I eat plant and animal equally. Ethically, i feel that it is the same to eat either.
The only moral argument that I agree with in terms of harvesting one's food is the manner with which the lives of those plants or animals are cultivated. Caged versus free range chickens for instance. I still do not elect to live a vegetarian or vegan lifestyle because i don't think that that would make a difference. There are better ways to ensure animal cruelties are kept to a minimum, such as tight regulations on the food industry.
Probably. I am less critical when "i'm a guest in someone else's house". Know what i mean?
You honestly see no difference between eating corn and eating a dolphin?
What about endangered species?
Realistically the food industry is never going to offer quality of life to livestock.
To say that not eating meat makes no difference seems to be a denial of personal responsibility. Couldn't you apply that attitude to all manner of immoral acts?

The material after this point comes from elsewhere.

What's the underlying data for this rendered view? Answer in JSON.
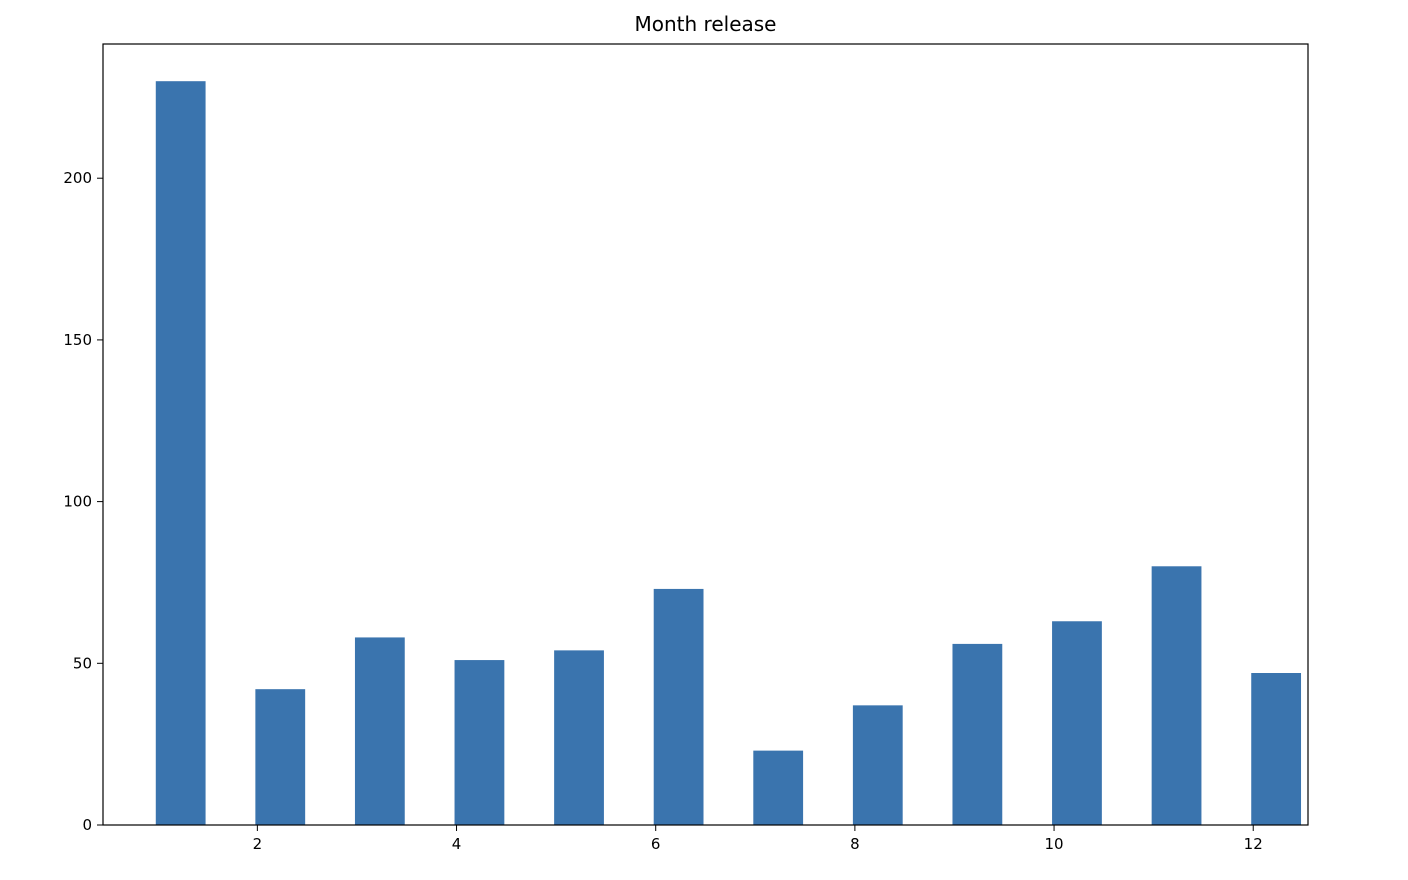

"Due to the high frequency of this admittedly immoral act occurring in society, it makes no difference whether or not I contribute to it."
More and more cattle are being raised in increasingly tight spaces in order to satisfy demand. If a billion people stopped eating meat, then that demand wouldn't continue to increase at the same rate. Although you can't make the decisions for the other 999,999,999 people, you can contribute.
I'm not saying that you should, but to say that you cannot make a difference isn't true.
You can make a very very small difference.
I understand how you wouldn't verbally object and throw the plate at your father-in-law's head, but that doesn't mean that it wouldn't affect you in some way. Chimpanzees share 98% of the same DNA. It's pretty close to cannibalism.
I don't agree that boycotts work.
I believe i CAN make a difference, by selecting my food conscientiously, by supporting political campaigns against animal cruelty, etc.
I do not see the difference simply by the labels "animal" or "vegetable".